Indication’s of syndesmosis fixation Fibula fracture in proximal 2/3 rd – fibula fracture does not need to be explored as it puts peroneal nerve at risk Fibula fracture in distal 3 rd with clear diastasis Fibula fracture in distal 3 rd with diastasis revealed only on intraoperative stress testing.
Pronation -Abduction injury PAB 1 - Transverse medial malleolus fractures or deltoid ligament tear. Management- It’s a stable ankle fracture and managed non operatively with full weight bearing orthosis . It is fixed with a lag screw if there is displacement.
PAB-2 Transverse medial malleolus fractures or deltoid ligament tear + AITFL rupture or Chaput’s tubercle avulsion Management- It’s a stable ankle fracture and managed non operatively with full weight bearing orthosis . Rarely tubercle of chaput’s can be avulsed then fixed with a lag screw if there is displacement
PAB-3 Transverse medial malleolus fractures or deltoid ligament tear + AITFL rupture or Chaput’s tubercle avulsion + Comminuted high fibular fracture
Management Unstable ankle fracture Lateral side-fibula is brought to length and comminution is bridged with a 3.5mm DCP or fibular nail Medial malleolus- fixed with lag screws or TBW Deltoid injuries do not require repair. Posterior malleolus- rarely involved, fixed if >25% of the plafond or there is talus subluxation . Syndesmosis - often injured, fixed with a screw after performing stress test.

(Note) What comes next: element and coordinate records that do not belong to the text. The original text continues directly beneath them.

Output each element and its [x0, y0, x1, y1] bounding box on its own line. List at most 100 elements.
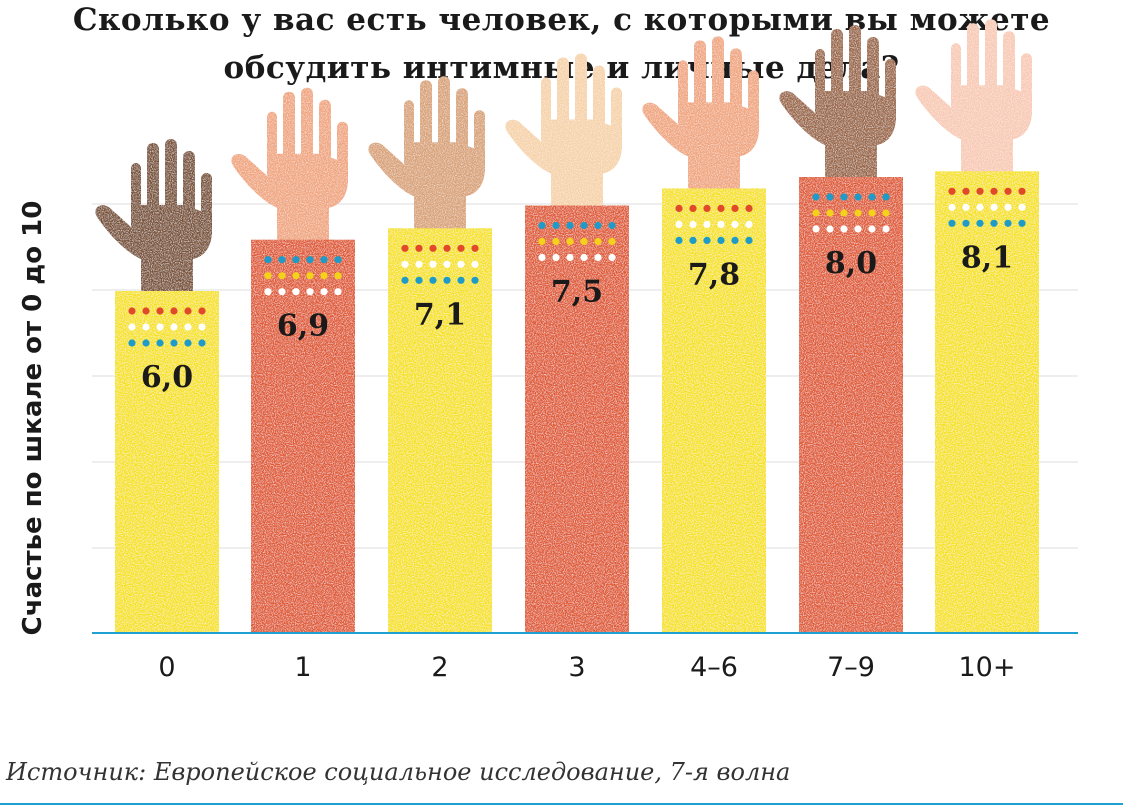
value-label: 7,8 [688, 257, 740, 292]
bar-group-4–6: 7,8 [642, 36, 766, 633]
bead-dot [868, 225, 876, 233]
bead-dot [882, 193, 890, 201]
bead-dot [840, 209, 848, 217]
bead-dot [1004, 219, 1012, 227]
bar [799, 177, 903, 633]
x-tick-label: 10+ [959, 652, 1016, 683]
value-label: 8,1 [961, 240, 1013, 275]
hand-icon [915, 19, 1032, 178]
bead-dot [156, 307, 164, 315]
bead-dot [990, 203, 998, 211]
hand-icon [231, 87, 348, 246]
bead-dot [703, 204, 711, 212]
bead-dot [882, 209, 890, 217]
bead-dot [184, 323, 192, 331]
bead-dot [552, 221, 560, 230]
value-label: 8,0 [825, 246, 877, 281]
bead-dot [306, 256, 314, 264]
bead-dot [976, 187, 984, 195]
bead-dot [415, 260, 423, 268]
bar [251, 239, 355, 633]
bead-dot [580, 237, 588, 246]
bead-dot [745, 220, 753, 228]
bars: 6,0 6,9 7,1 7,5 7,8 8,0 8,1 [95, 19, 1039, 634]
bead-dot [566, 221, 574, 230]
bead-dot [415, 276, 423, 284]
bead-dot [401, 260, 409, 268]
bead-dot [292, 256, 300, 264]
bead-dot [278, 288, 286, 296]
bead-dot [415, 244, 423, 252]
bead-dot [948, 203, 956, 211]
bead-dot [812, 193, 820, 201]
bead-dot [538, 221, 546, 230]
value-label: 7,5 [551, 275, 603, 310]
bead-dot [156, 339, 164, 347]
bead-dot [976, 219, 984, 227]
bead-dot [731, 204, 739, 212]
bead-dot [675, 236, 683, 244]
bead-dot [990, 187, 998, 195]
hand-icon [642, 36, 759, 195]
bar-group-0: 6,0 [95, 139, 219, 633]
bead-dot [457, 260, 465, 268]
bead-dot [976, 203, 984, 211]
x-tick-label: 3 [568, 652, 585, 683]
bead-dot [703, 220, 711, 228]
bead-dot [962, 187, 970, 195]
bead-dot [334, 288, 342, 296]
bar-group-10+: 8,1 [915, 19, 1039, 634]
x-tick-label: 0 [158, 652, 175, 683]
bead-dot [198, 307, 206, 315]
bead-dot [292, 288, 300, 296]
bead-dot [566, 253, 574, 262]
bead-dot [608, 237, 616, 246]
bead-dot [184, 339, 192, 347]
bead-dot [264, 256, 272, 264]
bead-dot [826, 209, 834, 217]
bead-dot [731, 220, 739, 228]
bead-dot [128, 307, 136, 315]
source-note: Источник: Европейское социальное исследо… [6, 758, 791, 786]
x-tick-labels: 0 1 2 3 4–6 7–9 10+ [158, 652, 1015, 683]
bead-dot [142, 339, 150, 347]
bead-dot [731, 236, 739, 244]
bead-dot [429, 260, 437, 268]
bead-dot [1018, 203, 1026, 211]
bead-dot [826, 193, 834, 201]
bead-dot [826, 225, 834, 233]
bead-dot [278, 272, 286, 280]
bead-dot [703, 236, 711, 244]
bar [388, 228, 492, 634]
bead-dot [948, 187, 956, 195]
bead-dot [538, 237, 546, 246]
bead-dot [948, 219, 956, 227]
bead-dot [854, 209, 862, 217]
bar [935, 171, 1039, 634]
x-tick-label: 2 [431, 652, 448, 683]
bead-dot [594, 237, 602, 246]
bead-dot [538, 253, 546, 262]
bead-dot [594, 221, 602, 230]
bead-dot [717, 236, 725, 244]
bead-dot [170, 339, 178, 347]
x-tick-label: 4–6 [690, 652, 738, 683]
bead-dot [401, 276, 409, 284]
bead-dot [868, 209, 876, 217]
bead-dot [401, 244, 409, 252]
bead-dot [142, 323, 150, 331]
bead-dot [552, 237, 560, 246]
bead-dot [854, 193, 862, 201]
bead-dot [689, 220, 697, 228]
bead-dot [745, 204, 753, 212]
bead-dot [840, 193, 848, 201]
bead-dot [868, 193, 876, 201]
bead-dot [675, 204, 683, 212]
bead-dot [471, 260, 479, 268]
bead-dot [443, 244, 451, 252]
bead-dot [334, 272, 342, 280]
bead-dot [198, 323, 206, 331]
bead-dot [264, 288, 272, 296]
bead-dot [471, 276, 479, 284]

Pronation -External rotation injuries PER 1 – Oblique medial malleolus fractures or deltoid ligament tear. Management- It’s a stable ankle fracture and managed non operatively with full weight bearing orthosis . It is fixed with a lag screw if there is displacement.
PER 2 Oblique medial malleolus fractures or deltoid ligament tear + AITFL rupture or Chaput’s tubercle avulsion Management- It’s a stable ankle fracture and managed non operatively with full weight bearing orthosis . Rarely tubercle of chaput’s can be avulsed then fixed with a lag screw if there is displacement
PER 3 Oblique medial malleolus fractures or deltoid ligament tear + AITFL rupture or Chaput’s tubercle avulsion + High fibular fracture with diastasis
PER 4 Oblique medial malleolus fractures or deltoid ligament tear + AITFL rupture or Chaput’s tubercle avulsion + High fibular fracture with diastasis + PITFL rupture or post. Malleolus fracture
Management of PER 3 and PER 4 Unstable ankle fractures Lateral side-fibula is fixed if fracture in distal 1/3 rd Medial malleolus- fixed with lag screws or TBW Deltoid injuries do not require repair. Syndesmosis - often injured, fixed with a screw after performing stress test. Posterior malleolus- involved in PER 4 , fixed if >25% of the plafond or there is talus subluxation .
Supination -Adduction injuries SAD Type 1- Transverse lateral malleous (avulsion) or ATFL rupture. Management- It’s a stable ankle fracture and managed non operatively with full weight bearing orthosis .
SAD 2 Transverse lateral malleous (avulsion) or ATFL rupture + Vertical shear fracture of medial mallolus +/- medial tibial plafond impaction. MANAGEMENT- Medial malleolus- Opened first. Marginal impaction is reduced and vertical shear fracture is butressed with a plate or 3 screws. Lateral side- fixed with 1/3 rd tubular plate or TBW.